Skan's system technician for the tour, Tom Tunney, explains their findings, "We took a d&b system out for Sigur Ros late last year. A short run, maybe three weeks, the system was based on J-Series with some Q-Series for fill. We drove the whole PA with D80s.
"The most immediate thing we noticed was an indirect benefit of the active power correction, when we applied the 'pull' on the service with no gain reduction anywhere on the signal path it just sounded clearer. The power saving was also significant; with sixteen J-TOPs a side run from D12s we would normally see a draw of around 60A per phase; with the D80 we were seeing around 20A. I'd taken out a full Powerlock mains distro and the truth was I could have run the whole PA, a modest arena system don't forget, off a 32A three phase CEE Form distro."
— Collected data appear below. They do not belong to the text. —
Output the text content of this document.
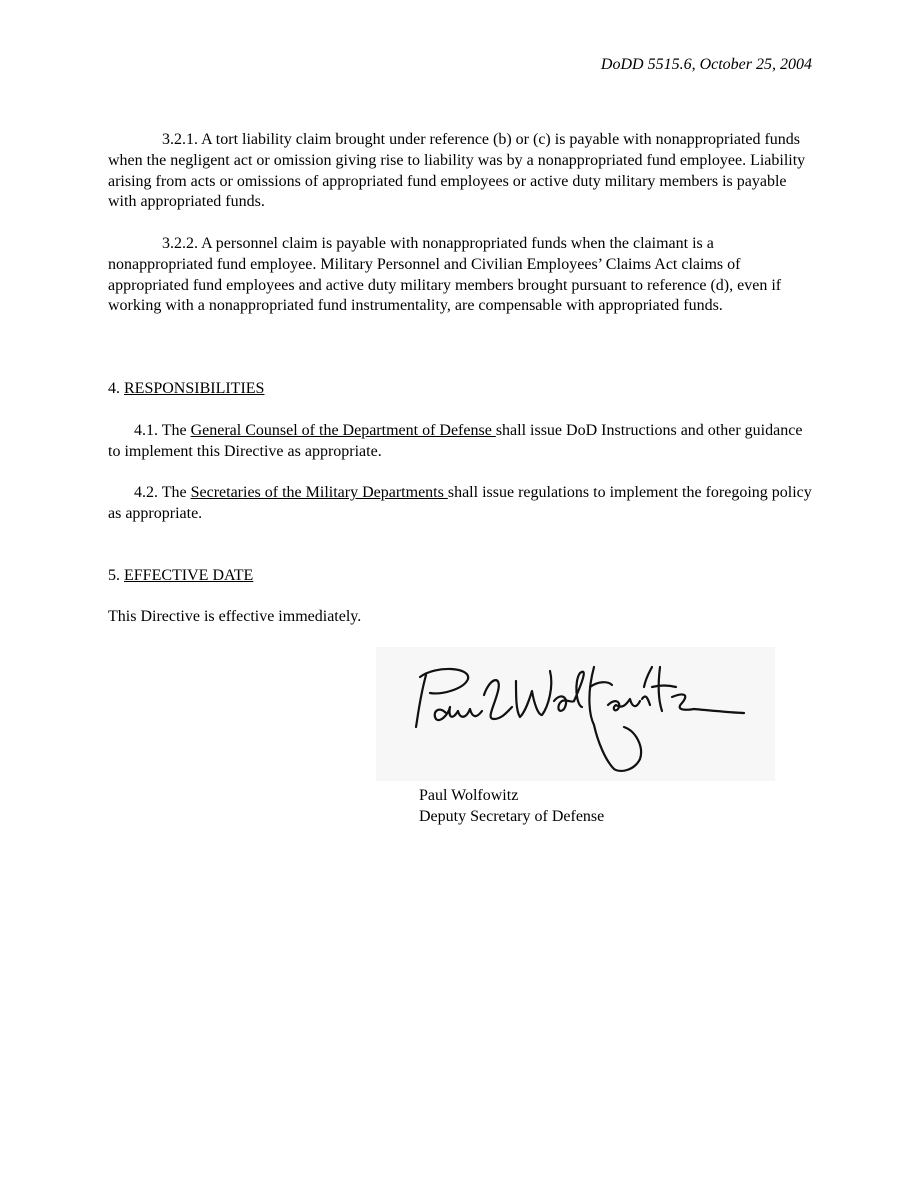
DoDD 5515.6, October 25, 2004

3.2.1. A tort liability claim brought under reference (b) or (c) is payable with nonappropriated funds when the negligent act or omission giving rise to liability was by a nonappropriated fund employee. Liability arising from acts or omissions of appropriated fund employees or active duty military members is payable with appropriated funds.

3.2.2. A personnel claim is payable with nonappropriated funds when the claimant is a nonappropriated fund employee. Military Personnel and Civilian Employees’ Claims Act claims of appropriated fund employees and active duty military members brought pursuant to reference (d), even if working with a nonappropriated fund instrumentality, are compensable with appropriated funds.

4. RESPONSIBILITIES

4.1. The General Counsel of the Department of Defense shall issue DoD Instructions and other guidance to implement this Directive as appropriate.

4.2. The Secretaries of the Military Departments shall issue regulations to implement the foregoing policy as appropriate.

5. EFFECTIVE DATE

This Directive is effective immediately.

Paul Wolfowitz
Deputy Secretary of Defense
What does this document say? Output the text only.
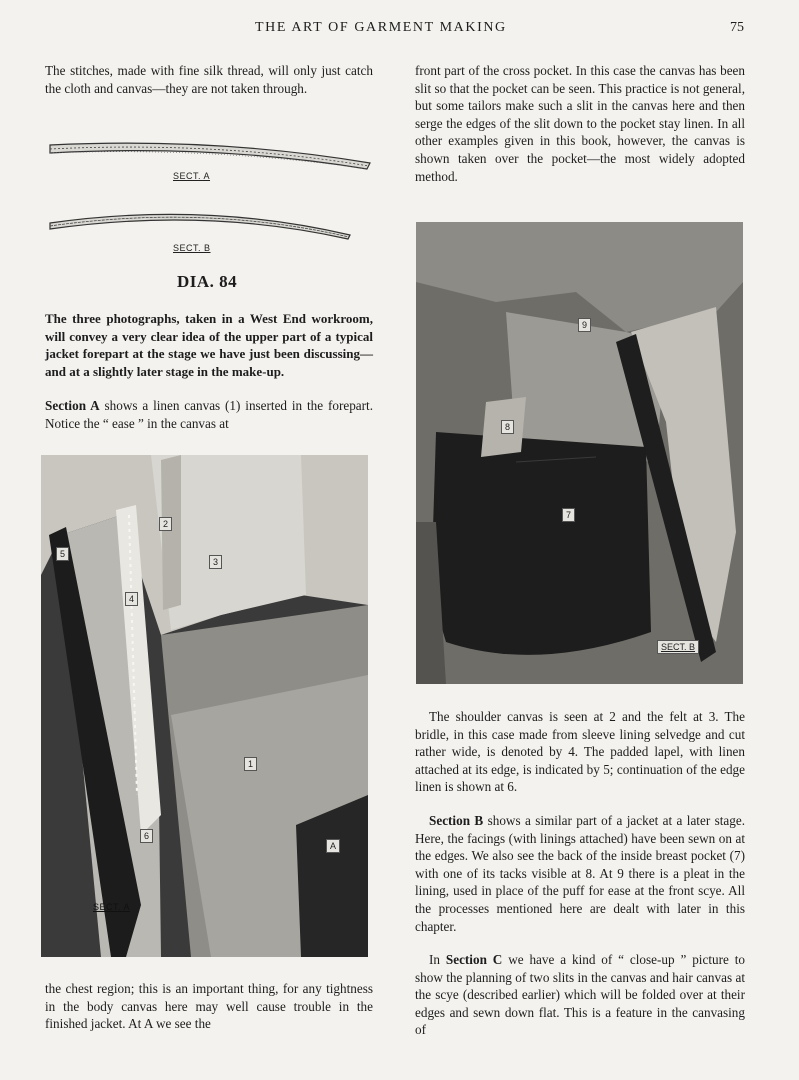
THE ART OF GARMENT MAKING	75
The stitches, made with fine silk thread, will only just catch the cloth and canvas—they are not taken through.
SECT. A
SECT. B
DIA. 84
The three photographs, taken in a West End workroom, will convey a very clear idea of the upper part of a typical jacket forepart at the stage we have just been discussing—and at a slightly later stage in the make-up.
Section A shows a linen canvas (1) inserted in the forepart. Notice the “ ease ” in the canvas at
5
2
3
4
1
6
A
SECT. A
the chest region; this is an important thing, for any tightness in the body canvas here may well cause trouble in the finished jacket. At A we see the
front part of the cross pocket. In this case the canvas has been slit so that the pocket can be seen. This practice is not general, but some tailors make such a slit in the canvas here and then serge the edges of the slit down to the pocket stay linen. In all other examples given in this book, however, the canvas is shown taken over the pocket—the most widely adopted method.
9
8
7
SECT. B
The shoulder canvas is seen at 2 and the felt at 3. The bridle, in this case made from sleeve lining selvedge and cut rather wide, is denoted by 4. The padded lapel, with linen attached at its edge, is indicated by 5; continuation of the edge linen is shown at 6.
Section B shows a similar part of a jacket at a later stage. Here, the facings (with linings attached) have been sewn on at the edges. We also see the back of the inside breast pocket (7) with one of its tacks visible at 8. At 9 there is a pleat in the lining, used in place of the puff for ease at the front scye. All the processes mentioned here are dealt with later in this chapter.
In Section C we have a kind of “ close-up ” picture to show the planning of two slits in the canvas and hair canvas at the scye (described earlier) which will be folded over at their edges and sewn down flat. This is a feature in the canvasing of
Packaging is another significant criteria for Skan, "We always look at space saving, at four channels in a 2RU module each D80 basically gains you 4RU of space compared to the four channels of the D12. We have already redesigned our racks to accommodate this benefit. Adding the line gain from losing the d&b SenseDrive return wire to each cabinet, means we can now run 16 boxes off two of our Socapex signal feeds.
"Naturally there's a truck space gain as well, and it's not as marginal as you might imagine: Sigur took four single racks a side; that wouldn't have even filled half of one of our large scale touring carts. So downstream we will be rethinking them as well. It was a challenge to convert all our Socapex feeds to NLP4 in time for the Sigur tour, but it works quite nicely. For the SUBs it's very tidy, we just run an NL8 to a pod of two J-SUBs. It's a seamless upgrade for us really, ArrayCalc to R1 to D80, three steps and you're all set up and ready to go."